Em 11 de novembro estava em Perpignan para assistir à colorida festa em honra de São Martinho, fascinando-o o exotismo ruidoso, os fatos tradicionais e a arquitetura gótica da cidade, que o fizeram sentir-se num desconhecido mundo à parte.
Ao dirigir-se para sul, quase até à fronteira espanhola, as paisagens continuaram a espantá-lo ao mesmo tempo que ia congeminando uma história, que tivesse algo do misticismo alheio ao seu pensamento cartesiano, mas presente no estranho sarcófago em mármore visitado na velha igreja de Arles-sur-Tech. Ali estariam depositadas as relíquias de dois santos e, de uma pedra, que o encimava, brotava uma água miraculosa cuja origem não se conseguia atribuir a uma qualquer nascente ou ribeiro conhecido.
Imaginou então a história de uma estátua de bronze descoberta na região por dois arqueólogos, que a identificavam como representação da deusa romana Vénus. Mas vozes populares atribuiram-lhe poderes maléficos, que logo se pareceram confirmar quando uma dezena de vítimas pereceram depois de vandalizarem importantes peças do património local.
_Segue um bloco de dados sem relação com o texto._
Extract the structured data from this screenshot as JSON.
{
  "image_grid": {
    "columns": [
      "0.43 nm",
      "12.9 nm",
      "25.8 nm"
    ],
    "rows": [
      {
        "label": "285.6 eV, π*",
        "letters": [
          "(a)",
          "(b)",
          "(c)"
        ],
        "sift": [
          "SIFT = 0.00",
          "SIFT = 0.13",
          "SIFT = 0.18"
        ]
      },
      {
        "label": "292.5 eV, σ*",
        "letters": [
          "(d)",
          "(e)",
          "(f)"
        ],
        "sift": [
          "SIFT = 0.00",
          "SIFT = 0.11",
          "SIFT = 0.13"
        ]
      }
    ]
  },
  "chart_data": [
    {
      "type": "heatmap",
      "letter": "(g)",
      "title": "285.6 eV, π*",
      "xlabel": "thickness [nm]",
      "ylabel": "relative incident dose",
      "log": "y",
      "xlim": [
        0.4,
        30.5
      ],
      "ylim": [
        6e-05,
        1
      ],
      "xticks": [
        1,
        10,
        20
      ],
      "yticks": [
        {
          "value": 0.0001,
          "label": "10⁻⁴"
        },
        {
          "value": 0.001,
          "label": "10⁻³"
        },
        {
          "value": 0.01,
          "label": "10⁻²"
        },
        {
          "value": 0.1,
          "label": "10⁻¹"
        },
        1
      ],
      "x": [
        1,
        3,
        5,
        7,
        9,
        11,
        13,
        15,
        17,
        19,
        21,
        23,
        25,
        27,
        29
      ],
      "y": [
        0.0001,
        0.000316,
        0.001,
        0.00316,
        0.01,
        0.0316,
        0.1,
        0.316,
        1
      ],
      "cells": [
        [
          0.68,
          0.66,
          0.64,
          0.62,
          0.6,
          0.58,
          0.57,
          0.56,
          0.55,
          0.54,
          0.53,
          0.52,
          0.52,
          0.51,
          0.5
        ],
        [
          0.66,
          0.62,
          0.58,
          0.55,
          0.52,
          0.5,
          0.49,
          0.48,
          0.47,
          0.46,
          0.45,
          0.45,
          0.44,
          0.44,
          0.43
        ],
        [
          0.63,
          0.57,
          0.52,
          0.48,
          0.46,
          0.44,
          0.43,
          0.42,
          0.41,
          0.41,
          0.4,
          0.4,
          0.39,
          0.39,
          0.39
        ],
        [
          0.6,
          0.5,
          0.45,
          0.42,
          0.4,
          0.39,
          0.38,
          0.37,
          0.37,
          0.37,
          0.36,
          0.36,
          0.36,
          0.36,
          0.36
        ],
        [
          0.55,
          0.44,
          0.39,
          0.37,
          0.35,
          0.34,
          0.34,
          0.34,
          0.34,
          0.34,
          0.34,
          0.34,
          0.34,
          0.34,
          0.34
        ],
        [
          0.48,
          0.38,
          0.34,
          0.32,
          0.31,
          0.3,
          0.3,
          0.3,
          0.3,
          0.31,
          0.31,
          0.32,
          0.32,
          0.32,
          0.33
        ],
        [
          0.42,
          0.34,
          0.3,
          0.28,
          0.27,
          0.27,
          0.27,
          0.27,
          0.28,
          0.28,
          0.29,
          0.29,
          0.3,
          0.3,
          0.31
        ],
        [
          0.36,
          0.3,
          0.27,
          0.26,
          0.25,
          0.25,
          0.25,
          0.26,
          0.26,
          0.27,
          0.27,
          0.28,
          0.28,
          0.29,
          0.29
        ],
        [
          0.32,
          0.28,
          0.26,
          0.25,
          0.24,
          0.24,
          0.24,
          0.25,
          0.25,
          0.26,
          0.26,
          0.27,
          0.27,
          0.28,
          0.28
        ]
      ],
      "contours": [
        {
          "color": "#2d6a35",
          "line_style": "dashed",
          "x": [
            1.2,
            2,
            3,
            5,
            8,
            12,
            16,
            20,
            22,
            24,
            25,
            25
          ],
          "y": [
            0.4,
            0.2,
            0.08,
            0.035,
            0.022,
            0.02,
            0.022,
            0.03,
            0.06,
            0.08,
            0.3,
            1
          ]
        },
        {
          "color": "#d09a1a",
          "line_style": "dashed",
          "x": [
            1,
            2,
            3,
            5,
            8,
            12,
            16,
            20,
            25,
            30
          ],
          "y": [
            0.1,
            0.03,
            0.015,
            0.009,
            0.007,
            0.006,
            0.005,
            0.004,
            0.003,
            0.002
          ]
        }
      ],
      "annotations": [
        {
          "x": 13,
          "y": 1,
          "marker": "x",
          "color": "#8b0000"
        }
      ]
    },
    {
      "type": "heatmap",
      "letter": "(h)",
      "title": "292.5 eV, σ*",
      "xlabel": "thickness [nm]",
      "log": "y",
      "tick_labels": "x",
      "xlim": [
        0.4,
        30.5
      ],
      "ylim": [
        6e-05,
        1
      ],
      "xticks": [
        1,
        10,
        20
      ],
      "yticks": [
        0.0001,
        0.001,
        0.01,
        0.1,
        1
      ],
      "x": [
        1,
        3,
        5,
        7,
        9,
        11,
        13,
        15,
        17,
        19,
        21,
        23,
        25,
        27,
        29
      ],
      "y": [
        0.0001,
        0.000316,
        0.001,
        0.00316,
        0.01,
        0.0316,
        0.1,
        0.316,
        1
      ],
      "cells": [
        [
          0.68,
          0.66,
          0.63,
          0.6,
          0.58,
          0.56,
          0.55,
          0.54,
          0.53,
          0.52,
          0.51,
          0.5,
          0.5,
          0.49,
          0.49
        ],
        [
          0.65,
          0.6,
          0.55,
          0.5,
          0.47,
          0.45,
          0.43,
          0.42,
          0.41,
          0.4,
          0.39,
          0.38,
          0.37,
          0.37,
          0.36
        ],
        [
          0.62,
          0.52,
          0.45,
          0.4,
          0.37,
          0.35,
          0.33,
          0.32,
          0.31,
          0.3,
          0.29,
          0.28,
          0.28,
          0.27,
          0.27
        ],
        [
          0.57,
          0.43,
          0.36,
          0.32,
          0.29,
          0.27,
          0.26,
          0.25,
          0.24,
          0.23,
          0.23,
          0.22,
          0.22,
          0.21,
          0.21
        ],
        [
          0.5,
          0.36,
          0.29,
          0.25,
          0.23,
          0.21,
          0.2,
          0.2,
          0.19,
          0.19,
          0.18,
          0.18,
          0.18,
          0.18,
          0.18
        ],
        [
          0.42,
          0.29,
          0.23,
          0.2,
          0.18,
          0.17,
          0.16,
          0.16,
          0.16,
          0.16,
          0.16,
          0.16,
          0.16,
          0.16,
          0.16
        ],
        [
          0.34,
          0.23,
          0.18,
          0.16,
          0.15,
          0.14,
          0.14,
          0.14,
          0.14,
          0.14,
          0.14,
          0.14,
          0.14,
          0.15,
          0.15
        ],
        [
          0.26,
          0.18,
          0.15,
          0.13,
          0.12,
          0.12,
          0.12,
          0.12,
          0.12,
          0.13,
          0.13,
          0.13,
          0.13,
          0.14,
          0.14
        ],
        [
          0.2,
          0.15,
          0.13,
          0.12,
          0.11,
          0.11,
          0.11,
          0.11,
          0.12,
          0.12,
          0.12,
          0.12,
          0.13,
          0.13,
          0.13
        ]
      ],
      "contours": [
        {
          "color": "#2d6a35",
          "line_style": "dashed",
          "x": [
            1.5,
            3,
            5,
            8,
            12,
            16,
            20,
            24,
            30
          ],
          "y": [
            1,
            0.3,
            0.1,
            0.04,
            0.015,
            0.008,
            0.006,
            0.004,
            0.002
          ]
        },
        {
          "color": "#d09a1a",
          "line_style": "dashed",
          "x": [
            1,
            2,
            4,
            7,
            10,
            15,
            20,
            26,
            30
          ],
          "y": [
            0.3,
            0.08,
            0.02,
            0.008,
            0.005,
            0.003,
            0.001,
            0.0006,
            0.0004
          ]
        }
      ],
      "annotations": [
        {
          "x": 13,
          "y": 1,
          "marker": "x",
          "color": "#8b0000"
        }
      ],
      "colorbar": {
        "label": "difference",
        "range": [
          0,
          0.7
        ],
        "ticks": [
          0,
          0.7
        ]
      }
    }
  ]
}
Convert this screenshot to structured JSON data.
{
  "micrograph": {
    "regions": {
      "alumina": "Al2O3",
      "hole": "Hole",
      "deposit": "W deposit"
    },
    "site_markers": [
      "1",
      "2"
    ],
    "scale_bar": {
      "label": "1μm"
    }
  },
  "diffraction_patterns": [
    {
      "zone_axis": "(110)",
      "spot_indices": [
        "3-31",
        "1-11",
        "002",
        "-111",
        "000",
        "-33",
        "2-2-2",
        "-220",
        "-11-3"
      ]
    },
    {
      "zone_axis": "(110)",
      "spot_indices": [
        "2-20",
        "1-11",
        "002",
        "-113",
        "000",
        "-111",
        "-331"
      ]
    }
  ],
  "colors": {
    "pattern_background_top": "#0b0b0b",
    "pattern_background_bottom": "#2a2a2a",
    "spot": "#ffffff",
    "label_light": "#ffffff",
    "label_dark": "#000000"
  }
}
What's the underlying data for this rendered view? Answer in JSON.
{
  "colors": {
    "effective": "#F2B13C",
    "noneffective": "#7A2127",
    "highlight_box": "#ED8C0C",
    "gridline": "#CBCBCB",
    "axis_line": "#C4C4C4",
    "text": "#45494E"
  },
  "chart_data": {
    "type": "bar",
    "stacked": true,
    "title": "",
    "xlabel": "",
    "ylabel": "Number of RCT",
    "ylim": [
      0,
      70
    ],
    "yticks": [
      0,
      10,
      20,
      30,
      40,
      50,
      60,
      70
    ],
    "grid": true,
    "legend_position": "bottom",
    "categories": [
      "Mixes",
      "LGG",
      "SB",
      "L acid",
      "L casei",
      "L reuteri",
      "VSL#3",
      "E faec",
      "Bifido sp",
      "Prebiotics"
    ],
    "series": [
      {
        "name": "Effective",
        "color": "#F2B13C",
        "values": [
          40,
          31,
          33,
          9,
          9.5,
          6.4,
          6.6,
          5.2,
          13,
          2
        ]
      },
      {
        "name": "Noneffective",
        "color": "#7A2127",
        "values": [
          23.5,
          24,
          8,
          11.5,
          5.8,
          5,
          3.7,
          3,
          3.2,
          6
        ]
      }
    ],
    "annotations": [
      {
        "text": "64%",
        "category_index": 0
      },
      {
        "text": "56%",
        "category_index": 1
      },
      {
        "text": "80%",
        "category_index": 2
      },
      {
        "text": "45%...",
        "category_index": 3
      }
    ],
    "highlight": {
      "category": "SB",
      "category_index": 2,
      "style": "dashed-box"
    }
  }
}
Essa intriga, que Mérimée concebeu para a novela La Venus d’Ille até teve algo de aparentado com o que ali viveu por essa altura: a breve estadia na aldeia em causa coincidiu com o assassinato de um conhecido camponês sem que ninguém soubesse dos porquês ou da autoria do crime.
Multiplicando por dez o número de mortos e explicando-os como tratando-se de uma vingança clandestina contra quem punha em causa a sobrevivência dos monumentos por ele tutelados, Mérimée criou uma lenda moderna, logo acrescentada às muitas de que essa região era tão fértil.